Vaterlosigkeit und Vaterentbehrung können über Jahrzehnte hinweg einen negativen Einfluss auf die Gesundheit und Entwicklung der betroffenen Kinder entfalten. …. Der erfolgte empirische Nachweis erhöhter Gesundheitsrisiken heutiger alleinerziehender Mütter und der mitbetroffenen Trennungskinder im Rahmen der Düsseldorfer Alleinerziehendenstudie führte zur Entwicklung einer Intervention im Rahmen eines vom BMBF geförderten Forschungsprogramms zur Prävention (Walter et al., 2015).

Erfolgreiches Präventionsprogramm wir2

…. Mit dieser Zielsetzung wurde das wir2 Bindungstraining entwickelt und als Manual veröffentlicht (Franz, 2014). wir2 (www.wir2-bindungstraining.de) ist ein bindungsorientiertes, emotionszentriertes Gruppenprogramm für psychosozial belastete alleinerziehende Mütter – und Väter. Das Programm fokussiert auf eine Reduktion der elterlichen psychischen Belastung und Depressivität sowie auf eine Verbesserung der – durch depressive Symptome oft beeinträchtigten – Sensibilität für kindliche Affektsignale und die dahinter stehenden kindliche Bedürfnisse. wir2 zielt auf der Grundlage eines bindungstheoretisch fundierten Ansatzes in einem emotionszentrierten Programm also nicht nur darauf ab, die häufig bestehende Depressivität vieler alleinerziehender Eltern zu mildern und Änderungen im Umgang mit Belastungen zu ermöglichen. Vielmehr geht es bei wir2 auch darum die emotionalen und elterlichen Kompetenzen Alleinerziehender zu stärken, hierdurch die Eltern-Kind-Bindung abzusichern und damit auch kindliche Beeinträchtigungen und Verhaltensauffälligkeiten zu verringern. Dabei kommt auch der Trennung des Paarkonfliktes von der gemeinsamen Elternverantwortung eine große Bedeutung zu.

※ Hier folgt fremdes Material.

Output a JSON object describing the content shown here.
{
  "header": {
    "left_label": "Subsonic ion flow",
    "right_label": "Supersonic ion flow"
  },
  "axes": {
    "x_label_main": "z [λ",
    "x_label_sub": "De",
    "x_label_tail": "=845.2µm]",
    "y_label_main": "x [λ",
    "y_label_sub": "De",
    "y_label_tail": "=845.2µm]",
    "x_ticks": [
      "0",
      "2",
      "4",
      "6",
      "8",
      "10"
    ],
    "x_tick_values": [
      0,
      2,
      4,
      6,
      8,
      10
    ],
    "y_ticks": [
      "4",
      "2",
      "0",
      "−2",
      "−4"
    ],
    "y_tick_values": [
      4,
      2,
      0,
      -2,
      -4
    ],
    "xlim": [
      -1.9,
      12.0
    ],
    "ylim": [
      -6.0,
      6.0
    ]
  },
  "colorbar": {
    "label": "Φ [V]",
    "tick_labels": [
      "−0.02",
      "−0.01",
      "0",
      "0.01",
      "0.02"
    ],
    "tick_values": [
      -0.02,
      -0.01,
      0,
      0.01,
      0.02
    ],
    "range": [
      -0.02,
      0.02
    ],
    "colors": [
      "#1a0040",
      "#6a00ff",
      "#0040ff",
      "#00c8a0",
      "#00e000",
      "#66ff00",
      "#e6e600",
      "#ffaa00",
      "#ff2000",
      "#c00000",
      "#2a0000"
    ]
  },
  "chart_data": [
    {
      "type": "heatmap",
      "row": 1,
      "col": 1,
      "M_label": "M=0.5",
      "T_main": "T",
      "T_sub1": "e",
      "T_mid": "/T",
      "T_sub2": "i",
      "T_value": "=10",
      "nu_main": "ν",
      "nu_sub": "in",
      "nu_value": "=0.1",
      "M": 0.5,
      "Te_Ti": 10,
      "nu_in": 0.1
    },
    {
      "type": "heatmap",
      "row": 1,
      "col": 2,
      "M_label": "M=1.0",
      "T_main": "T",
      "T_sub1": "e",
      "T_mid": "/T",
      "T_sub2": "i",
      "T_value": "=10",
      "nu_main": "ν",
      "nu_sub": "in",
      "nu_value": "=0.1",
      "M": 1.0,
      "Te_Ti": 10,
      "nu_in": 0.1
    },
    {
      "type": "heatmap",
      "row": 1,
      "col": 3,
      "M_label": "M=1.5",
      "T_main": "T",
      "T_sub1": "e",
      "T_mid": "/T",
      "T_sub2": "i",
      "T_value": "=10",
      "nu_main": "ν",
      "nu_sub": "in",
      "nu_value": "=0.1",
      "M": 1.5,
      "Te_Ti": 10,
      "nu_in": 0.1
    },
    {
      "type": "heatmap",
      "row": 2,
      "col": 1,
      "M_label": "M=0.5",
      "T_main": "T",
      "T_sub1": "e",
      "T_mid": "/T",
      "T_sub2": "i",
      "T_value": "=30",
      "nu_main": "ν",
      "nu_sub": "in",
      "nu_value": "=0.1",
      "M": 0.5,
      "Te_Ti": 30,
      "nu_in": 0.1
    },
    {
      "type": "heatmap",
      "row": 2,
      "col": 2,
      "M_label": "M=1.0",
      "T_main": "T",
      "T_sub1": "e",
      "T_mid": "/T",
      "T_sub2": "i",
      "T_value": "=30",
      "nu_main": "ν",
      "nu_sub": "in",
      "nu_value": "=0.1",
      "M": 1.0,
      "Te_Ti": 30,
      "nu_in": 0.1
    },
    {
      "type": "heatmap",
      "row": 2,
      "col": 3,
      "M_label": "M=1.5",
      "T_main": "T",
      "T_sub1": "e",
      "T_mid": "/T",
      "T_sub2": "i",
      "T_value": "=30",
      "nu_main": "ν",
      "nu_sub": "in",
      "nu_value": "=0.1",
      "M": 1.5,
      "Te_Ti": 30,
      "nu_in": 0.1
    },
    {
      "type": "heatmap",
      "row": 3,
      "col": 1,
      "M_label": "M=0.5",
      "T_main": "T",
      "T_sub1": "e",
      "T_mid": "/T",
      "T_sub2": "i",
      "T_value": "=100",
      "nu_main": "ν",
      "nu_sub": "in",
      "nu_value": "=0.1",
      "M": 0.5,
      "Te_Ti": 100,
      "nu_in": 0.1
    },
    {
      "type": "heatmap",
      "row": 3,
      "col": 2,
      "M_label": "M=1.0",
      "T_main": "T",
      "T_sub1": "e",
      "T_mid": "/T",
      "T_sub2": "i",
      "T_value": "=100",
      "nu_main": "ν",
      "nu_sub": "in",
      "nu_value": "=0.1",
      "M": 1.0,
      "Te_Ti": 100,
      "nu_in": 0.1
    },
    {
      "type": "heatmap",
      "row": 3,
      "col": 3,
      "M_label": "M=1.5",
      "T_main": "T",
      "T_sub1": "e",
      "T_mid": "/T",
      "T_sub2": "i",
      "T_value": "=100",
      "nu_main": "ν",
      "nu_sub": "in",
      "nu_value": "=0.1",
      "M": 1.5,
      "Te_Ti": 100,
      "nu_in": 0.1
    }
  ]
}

Die nachhaltige Wirksamkeit des wir2 Bindungstrainings auf mütterliche und kindliche Belastungskennwerte wurde in einer randomisierten, kontrollierten Interventionsstudie nachgewiesen. Aufgrund der positiven Ergebnisse und seiner methodisch anspruchsvollen Evaluation wurde das wir2-Programm 2010 mit dem renommierten Heigl-Preis ausgezeichnet und in die höchste Evidenzkategorie der »Grünen Liste Prävention« des Landespräventionsrats Niedersachsen (www.gruene-liste-praevention.de) eingestuft. wir2-Gruppen werden mittlerweile bundesweit angeboten. Das wir2 Bindungstraining erfüllt wichtige Qualitätskriterien psychosozialer Intervention. Die Qualität des Programms wird durch fortlaufende Evaluation sichergestellt.

Die Entwicklung und Implementierung solch wirksamer, qualitätsgesicherter präventiver Angebote für gesundheitlich besonders belastete und benachteiligte Bevölkerungsgruppen und insbesondere von vaterlosen Trennungsfamilien stellt angesichts schwerwiegender transgenerational und psychosozial vermittelter Gesundheitsrisiken (Brown et al., 2009; Cierpka et al., 2011) eine gesamtgesellschaftlich und versorgungspolitisch zu erbringende Notwendigkeit dar, die sich im Übrigen auch volkswirtschaftlich auszahlt (Heckman et al., 2010).

Matthias Franz, Wenn der Vater fehlt, aus: Ohne Familie ist kein Staat zu machen, herausgegeben von Karl-Heinz B. van Lier, Herder, Freiburg, 2018, 539 Seiten, hier 450-453 und 456 ff. Die Zwischentitel sind von der Redaktion.

Professor Matthias Franz  ist Facharzt für Neurologie, Psychiatrie und Psychosomatische Medizin. Er ist Universitätsprofessor für Psychosomatische

Medizin und Psychotherapie sowie als stellv. Direktor am Klinischen Institut für psychosomatische Medizin und Psychotherapie des Universitätsklinikums Düsseldorf tätig. Professor Franz ist Mitglied im Wissenschaftlichen Beirat des iDAF.